Rechtsruck in Griechenland? Die Ursachen und Ergebnisse der Europawahl 2014


Hausarbeit, 2014
42 Seiten, Note: 2,0

Leseprobe

Inhaltsverzeichnis

1.Einleitung
1.1.Überblick

2. Rechtspopulismus, Rechtsextremismus und Europaskeptizismus
2.1.Was ist Populismus?
2.2.Rechtspopulismus
2.2.1.Zwischenfazit
2.3.Rechtsextremismus
2.4.Europaskeptizismus als Unterkategorie rechtspopulistischer und rechtsextremistischer Strömungen
2.4.1.Die „harten Europaskeptiker“
2.4.2.Die „weichen Europaskeptiker“
2.4.3.Die „kritischen Europäer“
2.4.4.Zwischenfazit

3.Die Parteien des rechten Spektrums
3.1.Die ANEL
3.1.1.Die Parteiprogrammatik
3.1.2.Zwischenfazit
3.2.LAOS
3.2.1.Zwischenfazit
3.3.Die Goldene Morgenröte
3.3.1.Die faschistische Ideologie der Goldenen Morgenröte
3.3.2.Die paramilitärische Organisation
3.4.Ideologische Standpunkte: Die doppelte Strategie von Goldener Morgenröte und LAOS
3.5.Die Typologie des rechten Randes

4.Die Entwicklung rechter Tendenzen und des rechten Randes in Griechenland
4.1.Die vier Phasen der Entwicklung rechtextremistischer Parteien
4.2.Zwischenfazit

5.Rechtsruck in Griechenland?
5.1.Hypothese

6.Die Analyse des Wahlergebnisses der einzelnen Parteien
6.1.Die ANEL
6.2.LAOS
6.2.1.Zwischenfazit
6.3.Die Goldene Morgenröte
6.3.1.Der Zusammenbruch des vertrauten, politischen Systems
6.3.2.Illegale Einwanderung
6.3.3.Die Legitimation des Rechtsextremismus
6.3.4.Die besonderen Beziehungen zur Goldenen Morgenröte
6.3.5.Das Treffen mit dem Staatspräsidenten Papoulias im Mai 2012
6.3.6.Zwischenfazit
6.4.Die Anatomie des Wahlergebnisses der Goldenen Morgenröte

7.Die Analyse
7.1.Second - Order - Wahl Charakter
7.2.Die mathematische Komponente eines Rechtsrucks
7.3.Die ideologische Komponente
7.4.Kein wirklicher Rechtsruck 2014?
7.5.Fazit

8.Ausblick

9.Quellenverzeichnis

9.1.Bibliographie

9.2.Internetquellen

1. Einleitung

Nach zwei Parlamentswahlen innerhalb weniger Wochen im Jahr 2012 stand fest, was lange Zeit in Griechenland, sowohl von den Griechen selbst als auch vom Ausland, für unmöglich gehalten wurde, nämlich die Tatsache, dass nunmehr eine offen neonazistische Partei, die Goldene Morgenröte, mit 7% in das griechische Parlament einziehen konnte. Zwei Jahre später, im Jahr 2014, erringt dieselbe Partei bei den 8. Wahlen zum Europäischen Parlament 9,39 % der Stimmen. Zusätzlich zum Ausbruch der Wirtschafts - und Finanzkrise hat sich nun in Gestalt der Goldenen Morgenröte eine weitere schwarze Wolke am politischen Himmel aufgetan1. Daneben erhielten aber auch zwei weitere rechte Parteien Stimmen, nämlich LAOS (2,69%) und ANEL (3,46%). Die einzelnen Stimmanteile ergeben addiert immerhin 15,54%.

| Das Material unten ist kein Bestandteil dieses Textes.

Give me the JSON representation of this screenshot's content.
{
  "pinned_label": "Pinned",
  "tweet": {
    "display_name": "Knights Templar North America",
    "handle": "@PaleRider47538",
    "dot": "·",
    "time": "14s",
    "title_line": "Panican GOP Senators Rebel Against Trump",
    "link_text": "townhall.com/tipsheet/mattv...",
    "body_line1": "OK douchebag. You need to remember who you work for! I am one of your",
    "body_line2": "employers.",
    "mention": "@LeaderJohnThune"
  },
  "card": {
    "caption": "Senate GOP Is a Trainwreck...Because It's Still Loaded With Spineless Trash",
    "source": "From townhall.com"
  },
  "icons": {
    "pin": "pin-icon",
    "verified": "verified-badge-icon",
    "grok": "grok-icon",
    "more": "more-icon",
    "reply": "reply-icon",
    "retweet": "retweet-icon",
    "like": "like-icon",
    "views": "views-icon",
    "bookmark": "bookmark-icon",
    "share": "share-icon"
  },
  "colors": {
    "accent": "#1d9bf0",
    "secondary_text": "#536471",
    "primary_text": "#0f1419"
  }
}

Es stellt sich verständlicherweise die Frage, wie es so weit kommen konnte. Wie die Goldene Morgenröte in Griechenland, das für Werte wie Toleranz und Gastfreundschaft bekannt ist und noch nie mit Rechtsextremismus in Verbindung gebracht wurde, überhaupt entstehen und erstarken konnte. Diese Fragen sollen in der vorliegenden Arbeit Gegenstand der Untersuchung werden, vor dem Hintergrund der zu beantwortenden Forschungsfrage, ob in Griechenland auf Grundlage der Ergebnisse der Europawahlen 2014 tatsächlich von einem Rechtsruck der Gesellschaft die Rede sein kann. In der Untersuchung werden sowohl die Goldene Morgenröte als auch die Parteien ANEL und LAOS berücksichtigt, wobei die Aufarbeitung des Ergebnisses der Goldenen Morgenröte an prominenter Stelle stehen wird.

Die Frage nach einem Rechtsruck ist nicht zuletzt aufgrund des starken Abschneidens anderer rechtspopulistischer und rechtsextremer Parteien bei den Europawahlen 2014 aktuell und relevant.

1.1. Überblick

Zuerst werden die zentralen Charakteristika von Rechtspopulismus und Rechtsextremismus vorgestellt, um eine Abgrenzung der Begrifflichkeiten zu ermöglichen. Das Phänomen Europaskeptizismus wird als eine Unterkategorie dieser beiden politischen Strömungen beschrieben. Die Entstehungshintergründe und Programmatik der Parteien ANEL, LAOS und Goldener Morgenröte werden anschließend thematisiert. Im Hauptteil wird die eigentliche Analyse erfolgen, wobei hierfür auch Stellungnahmen griechischer Parlamentsabgeordneter nützlich sein werden.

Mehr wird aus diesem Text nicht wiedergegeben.